OpenAI está dispuesta a ralentizar el desarrollo de sus modelos más avanzados si los riesgos de seguridad lo hacen necesario. Así se lo ha trasladado Sam Altman, CEO de la compañía, a sus empleados durante una reunión interna.
No se trata, al menos por ahora, de un anuncio de pausa ni de un cambio en el calendario de lanzamiento de sus próximos modelos. Lo que contempla Altman es que avanzar más despacio puede ser necesario para mantener bajo control los riesgos asociados a una IA cada vez más potente.
La seguridad empieza a pesar en la carrera de la IA
Las advertencias dentro de la propia industria tecnológica se han intensificado en los últimos días. El jefe científico de OpenAI, Jakub Pachocki, ha reclamado una mayor cautela ante el desarrollo de sistemas cada vez más capaces y ha señalado los problemas que todavía existen para garantizar que estos modelos permanezcan bajo control.
La cuestión adquiere especial relevancia a medida que la inteligencia artificial deja de limitarse a responder preguntas o generar contenidos y comienza a ejecutar tareas complejas, utilizar herramientas, escribir código o trabajar durante periodos prolongados con una autonomía creciente.
El temor de los investigadores es que la capacidad de los modelos pueda avanzar más rápido que las herramientas diseñadas para supervisarlos y limitar sus comportamientos.
Hasta ahora, la lógica de Silicon Valley ha sido prácticamente la contraria. Desarrollar primero, aumentar las capacidades y tratar de resolver los problemas de seguridad a medida que aparecen. Las palabras de Altman sugieren que esa estrategia podría tener un límite.
Anthropic eleva todavía más la preocupación
El debate se ha intensificado también por las revelaciones de Anthropic. La compañía asegura que sus sistemas de IA detectaron y bloquearon varios intentos de utilización de sus modelos en investigaciones que podían facilitar el desarrollo de armas biológicas.
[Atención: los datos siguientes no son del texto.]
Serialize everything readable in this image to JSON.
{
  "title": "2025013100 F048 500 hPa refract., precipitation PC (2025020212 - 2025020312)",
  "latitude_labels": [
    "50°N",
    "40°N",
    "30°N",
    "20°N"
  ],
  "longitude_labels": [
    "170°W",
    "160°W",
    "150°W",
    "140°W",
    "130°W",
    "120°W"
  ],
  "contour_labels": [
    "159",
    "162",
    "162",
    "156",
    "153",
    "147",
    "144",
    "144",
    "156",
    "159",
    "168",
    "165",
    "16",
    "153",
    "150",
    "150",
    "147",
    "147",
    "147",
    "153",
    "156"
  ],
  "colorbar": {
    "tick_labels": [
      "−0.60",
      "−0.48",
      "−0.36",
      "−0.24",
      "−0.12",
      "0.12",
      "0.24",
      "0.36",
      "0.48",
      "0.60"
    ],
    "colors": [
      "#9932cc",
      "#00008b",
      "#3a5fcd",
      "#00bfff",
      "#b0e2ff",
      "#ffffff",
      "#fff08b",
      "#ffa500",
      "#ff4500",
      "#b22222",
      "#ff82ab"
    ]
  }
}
Anthropic afirma que no pudo determinar con certeza si existía una intención maliciosa detrás de esos casos, pero consideró que el riesgo era suficientemente elevado como para intervenir.
El episodio sirve para ilustrar uno de los grandes dilemas de la nueva generación de inteligencia artificial. Los mismos modelos capaces de acelerar avances científicos pueden convertirse también en herramientas para actividades potencialmente peligrosas. Y ese problema no se resuelve únicamente con más potencia informática.
Washington también presiona a las tecnológicas
La presión ya ha llegado al Congreso de Estados Unidos. Varios legisladores han reclamado nuevas reglas para la inteligencia artificial después de las advertencias realizadas por investigadores especializados en seguridad.
OpenAI, además, ha defendido en las últimas semanas una mayor intervención regulatoria en determinados ámbitos, con mecanismos como auditorías independientes, controles de ciberseguridad y la obligación de comunicar determinados incidentes.
Es un cambio relevante para una industria que durante años ha defendido, en buena medida, la autorregulación.
Frenar también tiene un coste económico
Pero ralentizar la inteligencia artificial no es una decisión sencilla. OpenAI compite en un mercado en el que también están Anthropic, Google, Microsoft y otros gigantes tecnológicos. Cada avance en capacidad puede traducirse en ventaja tecnológica, clientes, ingresos y valoración empresarial.
Por eso, el verdadero dilema para OpenAI no es simplemente acelerar o frenar. La compañía tiene que decidir cuánto riesgo está dispuesta a asumir para mantener el ritmo de una carrera tecnológica que mueve miles de millones de dólares y que puede redefinir sectores enteros de la economía.
Las palabras de Sam Altman no significan que OpenAI vaya a detener el desarrollo de la IA. Pero sí dejan una idea encima de la mesa que hace apenas unos años habría parecido casi impensable: que en algún momento la compañía pueda considerar que avanzar más despacio es más importante que avanzar más rápido.